Следовательно, речь в рассказе идёт не столько об образованности и темноте, сколько о разных, несовместимых нравственных представлениях. Понятия мужика о нравственности ничуть не уступают по своему качеству понятиям следователя, но они другие и по времени, и по существу. Денис Григорьев не принимает суд следователя и обижается, полагая, что следователь судит несправедливо, "зря". Следователь, в свою очередь, не может встать на точку зрения патриархальной морали и патриархального права и объявляет мужика виновным. Однако это, хочет он того или нет, делает его виновным, потому что он заранее отказывается понять мужика и навязывает ему свои нравственные нормы. Иначе говоря, следователь, как и крестьянин, не понимает, что невольно делается преступником. В этом и состоит трагический парадокс "русского мира", представший в рассказе Чехова в короткой и впечатляющей сценке. Л.Толстой безоговорочно встал на сторону мужика, на сторону патриархального сознания. Для него виноваты прежде всего следователь и судьи. Чехов-писатель "объективно" передаёт коллизию и уравновешивает взгляды следователя и Дениса Григорьева. Как человек европейской мысли, он не может целиком присоединиться ни к следователю, ни к мужику. В этом отношении он отчасти солидарен с Л.Толстым, но в большей степени всё-таки полемически настроен к нему. Его позиция сводится, пожалуй, к следующему.
"Русский мир" раскололся на два, и между ними образовалась нравственная пропасть. Для того чтобы преодолеть эту пропасть, необходимо "просветить" и мужика, и интеллигента. Совершенно ясно, что результат взаимного движения навстречу друг другу не может быть с точностью предсказан, поскольку народ в целом не приемлет европейского пути. Одна дорога ведёт в сторону Европы. На неё Россия вступила давно, со времён Петра I. Другая дорога – в сторону от Европы, в патриархальное прошлое. От неё уходила просвещённая Россия, но не уходил её народ. Часть российской интеллигенции, видя и понимая это, сочувствовала стремлениям народа найти особый, "третий" путь (не чисто западный и не чисто азиатский), "русский" и даже побуждала народ к таким поискам. Однако "третьего" пути нет, и искать его – напрасный труд. И всё же пока патриархальный образ жизни ещё живёт в народном сознании, ещё существует в быту, обиходе и общественной жизни, до тех пор живут и существуют патриархальная нравственность и основанное на ней право. Стало быть, задача заключается в том, чтобы сблизить, по возможности учесть и совместить рациональные европейские законы с законами "по совести".
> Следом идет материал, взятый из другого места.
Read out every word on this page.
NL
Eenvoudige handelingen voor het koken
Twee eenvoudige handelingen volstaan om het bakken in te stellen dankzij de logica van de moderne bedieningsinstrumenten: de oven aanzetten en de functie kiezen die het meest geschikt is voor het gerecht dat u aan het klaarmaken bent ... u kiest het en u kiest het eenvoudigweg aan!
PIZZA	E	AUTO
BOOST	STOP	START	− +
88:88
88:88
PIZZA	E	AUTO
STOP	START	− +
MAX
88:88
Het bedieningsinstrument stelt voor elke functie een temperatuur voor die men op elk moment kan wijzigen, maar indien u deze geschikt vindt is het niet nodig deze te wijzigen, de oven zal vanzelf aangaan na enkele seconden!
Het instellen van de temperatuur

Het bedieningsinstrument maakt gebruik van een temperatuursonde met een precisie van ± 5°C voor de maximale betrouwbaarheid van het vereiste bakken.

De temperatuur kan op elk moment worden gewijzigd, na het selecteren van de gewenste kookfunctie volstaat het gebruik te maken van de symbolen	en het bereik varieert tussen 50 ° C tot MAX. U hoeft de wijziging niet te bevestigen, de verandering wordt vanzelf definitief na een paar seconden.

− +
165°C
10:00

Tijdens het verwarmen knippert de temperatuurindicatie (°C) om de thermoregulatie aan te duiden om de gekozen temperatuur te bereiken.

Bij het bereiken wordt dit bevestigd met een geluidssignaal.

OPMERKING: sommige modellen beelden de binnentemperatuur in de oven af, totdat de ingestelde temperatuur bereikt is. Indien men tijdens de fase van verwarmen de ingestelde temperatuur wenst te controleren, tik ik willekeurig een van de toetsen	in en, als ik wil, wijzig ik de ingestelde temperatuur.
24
Магистральный путь России для Чехова состоял не в том, чтобы встать на сторону умного, укоренённого в привычное мироустройство и житейски приспособленного, но патриархального, пропитанного предрассудками и суевериями, тёмного мужика, забыв и отбросив европейское, и не в том, чтобы приказать народу срочно европеизироваться, предав забвению патриархальное, хотя бы и устаревшее, а в том, чтобы постепенно двигаться к европеизации, не пренебрегая национально-особенным и не игнорируя его. В конечном итоге "русский мир" неизбежно станет европейским и вместе с тем сохранит своё национальное своеобразие, как сохранили его в неповторимом историческом опыте другие страны, которые мы считаем принадлежащими к цивилизации и культуре Европейского континента.